Use the canny function for detecting edges in an image. The algorithm finds locations of edges very accurately and minimizes the appearance of false edges.
1. Use the READ_IMAGE function to read in an artificial image.
2. Use the zoom function to enlarge the image and use the WRITEBMP function to write the zoomed image to a file.
3. Apply the canny function to the original image, and write the result to a file.
4. Insert the new image and compare it with the zoomed image.
(pattern_zoomed.bmp)
(pattern_canny.bmp)
5. Change the above function argument values and view the effect on the edges in the output image.
◦ Larger values of sigma produce coarser edges (better for the noisy horizontal strip), but a loss of detail elsewhere (for example, two edges may start merging into one).
◦ Larger values of the lower threshold leads to a cleaner edge image because only edges above a certain gradient value are retained.
◦ Larger values of the upper threshold illustrates the effect of hysteresis thresholding.
◦ Larger values of high result in the complete disappearance of edges corresponding to objects with no pixel on a connected edge of intensity greater than high.
Natural Image
Detecting boundaries within a head image.
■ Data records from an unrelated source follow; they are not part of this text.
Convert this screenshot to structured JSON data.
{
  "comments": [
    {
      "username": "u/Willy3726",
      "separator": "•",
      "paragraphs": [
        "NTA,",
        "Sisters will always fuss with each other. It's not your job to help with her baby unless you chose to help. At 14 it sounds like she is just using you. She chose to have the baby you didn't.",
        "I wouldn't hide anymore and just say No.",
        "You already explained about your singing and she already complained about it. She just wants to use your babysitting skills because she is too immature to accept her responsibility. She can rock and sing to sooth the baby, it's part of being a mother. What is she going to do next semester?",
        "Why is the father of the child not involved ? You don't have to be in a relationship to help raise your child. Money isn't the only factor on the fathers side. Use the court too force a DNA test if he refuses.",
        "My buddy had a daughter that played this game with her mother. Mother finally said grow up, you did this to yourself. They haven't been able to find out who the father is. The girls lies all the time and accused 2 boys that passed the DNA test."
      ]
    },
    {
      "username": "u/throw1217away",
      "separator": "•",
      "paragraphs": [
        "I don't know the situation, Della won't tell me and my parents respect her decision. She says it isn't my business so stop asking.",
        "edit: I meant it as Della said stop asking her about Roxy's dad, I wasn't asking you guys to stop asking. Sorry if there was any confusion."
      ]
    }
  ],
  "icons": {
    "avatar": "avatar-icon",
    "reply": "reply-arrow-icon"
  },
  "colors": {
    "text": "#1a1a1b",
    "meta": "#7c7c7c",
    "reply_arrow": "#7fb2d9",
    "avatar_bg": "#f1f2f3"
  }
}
1. Read in a brain image and apply the canny function to it.
2. Write the result to a file.
3. Insert and compare the two images.
(brain.bmp)
(brain_canny.bmp)
The canny function detects the most salient edges including the head and brain boundaries. You can tweak the level of detail by adjusting the values of the function arguments.
4. Read in a finger print image and apply the canny function to it.
5. Write the result to a file.
6. Insert and compare the two images.
(fingerp.bmp)
(fingerp_canny.bmp)
The canny function detects the boundaries of the major contours on the fingerprint image, which can then be input to a pattern-recognition system.
7. Read in a human image and apply the canny function to it.